Benedikt Stilling (11 February 1810 – 28 January 1879) was a German anatomist and surgeon who was a native of Kirchhain. He was the father of German ophthalmologist Jakob Stilling (1842–1915).

In 1832 he received his doctorate from the University of Marburg. Later he had a private practice in Kassel, and travelled extensively throughout Europe, particularly Paris, where he collaborated with physicians that included Claude Bernard (1813–1873), Jean-Martin Charcot (1825–1893) and Jean Zuléma Amussat (1796–1856).
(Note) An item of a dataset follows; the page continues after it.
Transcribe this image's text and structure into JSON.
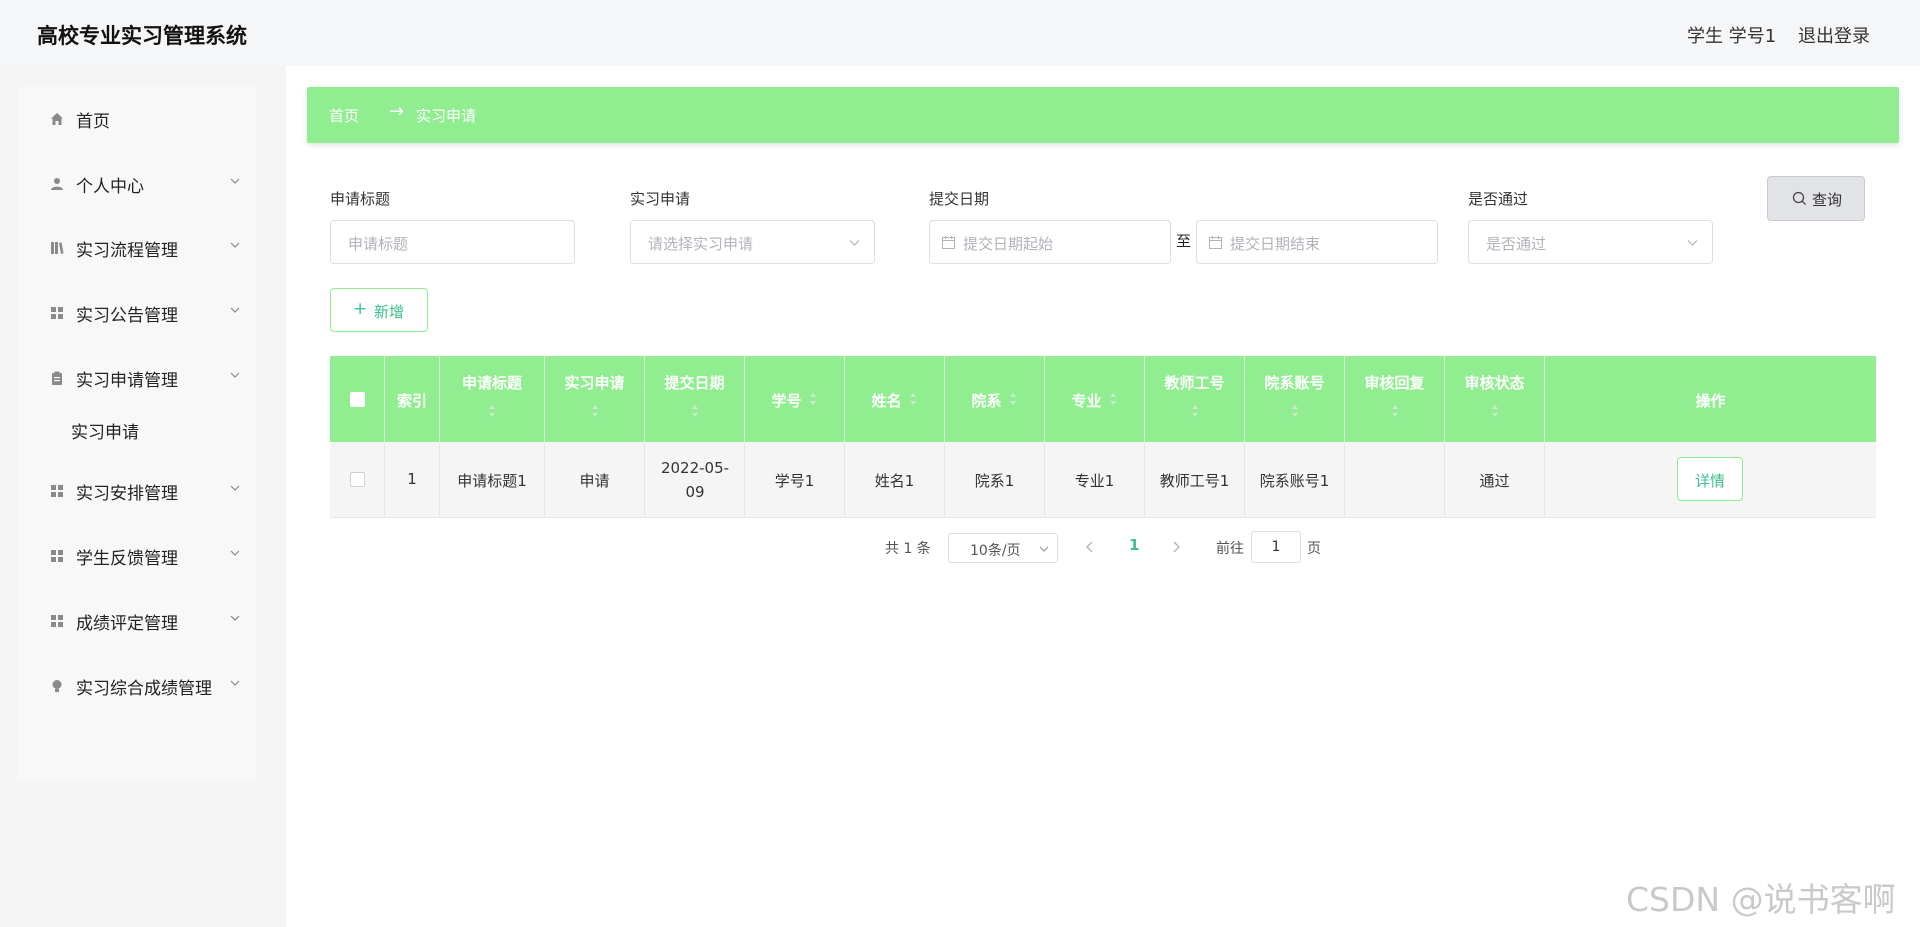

Stilling made important contributions in the field of neurology. He performed research involving the structure of the cerebellum, as well as histological studies of the pons. In 1840 he made first mention of vasomotor nerves in a treatise titled Physiologisch-pathologische und medicinisch-praktische Untersuchungen über die Spinal-Irritation. Also, he is remembered for introducing a procedure of serial-section portrayal (thin slicing) of spinal cord specimens for histological study.

Stilling performed the first ovariotomy in Germany, using an extraperitoneal technique that minimized excessive internal bleeding. This procedure is explained in his paper, Geschichte einer Exstirpation eines krankhaft vergrösserten Ovariums.

== Eponyms associated with Benedict Stilling ==
- Stilling's canal: a small channel that runs through the vitreous humor between the optic disk nerve and the lens in the eye.
- Fleece of Stilling: a mesh of myelinated fibers surrounding the dentate nucleus of the cerebellum.